Findings from a 2015 study undertaken by Dr Allen Ettinger and published in the medical journal Epilepsia suggested that more than 18% of adults with epilepsy also had symptoms of Attention Deficit/Hyperactive Disorder (ADHD). 

Not only that, but children with ADHD have been found to be more at risk of having seizures, with 14% developing seizures. Studies have suggested that as many as 40 out of 100 children with epilepsy also have ADHD. This is in contrast with the statistic from the general population that just 7 to 9 children out of 100 have ADHD. 

With stats like these, it’s very easy to draw a correlation between epilepsy and ADHD and come to the conclusion that ADHD does, in fact, occur more frequently in people with epilepsy. 

What is ADHD?

ADHD is a condition whereby a person can have some difficulties holding concentration or become hyperactive for sustained periods of time. ADHD can present in three distinct ways:

  • Primarily inattentive
  • Primarily hyperactive
  • Combined 

Those who are primarily inattentive may have difficulty concentrating, frequently make careless mistakes, problems listening and being unorganised. Those who are predominantly hyperactive may fidget constantly, have difficulty relaxing, talk excessively and display impulsive behaviour. Someone with combined ADHD could display all of these traits. 

Living with and treating ADHD and epilepsy

For people with both ADHD and epilepsy, this can make life increasingly difficult. Treatment can be equally as challenging as some epilepsy medications can actually exacerbate symptoms of ADHD. On the other hand, there are also concerns that stimulant medications that are often used to treat ADHD can trigger seizures. 

People with both epilepsy and ADHD will need a care and treatment plan that addresses both of the conditions.
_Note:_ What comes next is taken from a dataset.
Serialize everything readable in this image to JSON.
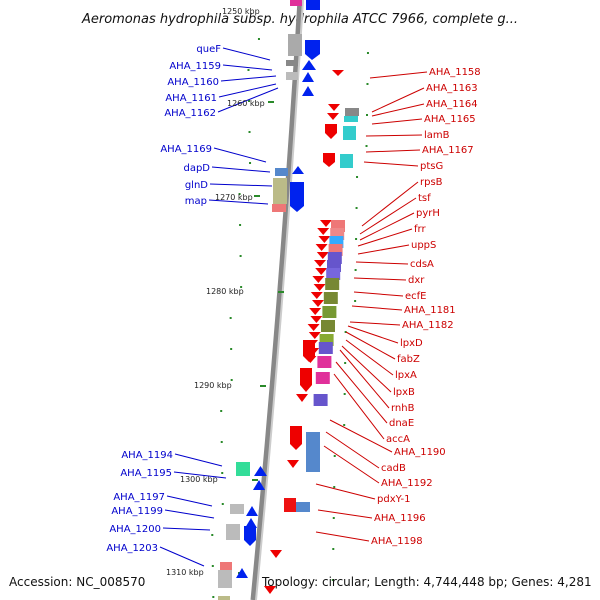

In these cases there are specific things that need to be considered, including: 

  • How symptoms of ADHD can complicate epilepsy diagnosis and be mistaken for seizures. 
  • How seizure control should take priority and if successful can have a positive impact on ADHD. 
  • Treatment for symptoms of ADHD that remain once seizures are controlled should be treated to lessen stress and improve the person’s quality of life. 
  • Treatment and care plans should be reviewed on an annual basis at the minimum to ensure treatment for both ADHD and epilepsy remain effective. 

There may also be treatment options to consider outside of medication, including behavioural or cognitive behavioural therapy, coaching and skills training.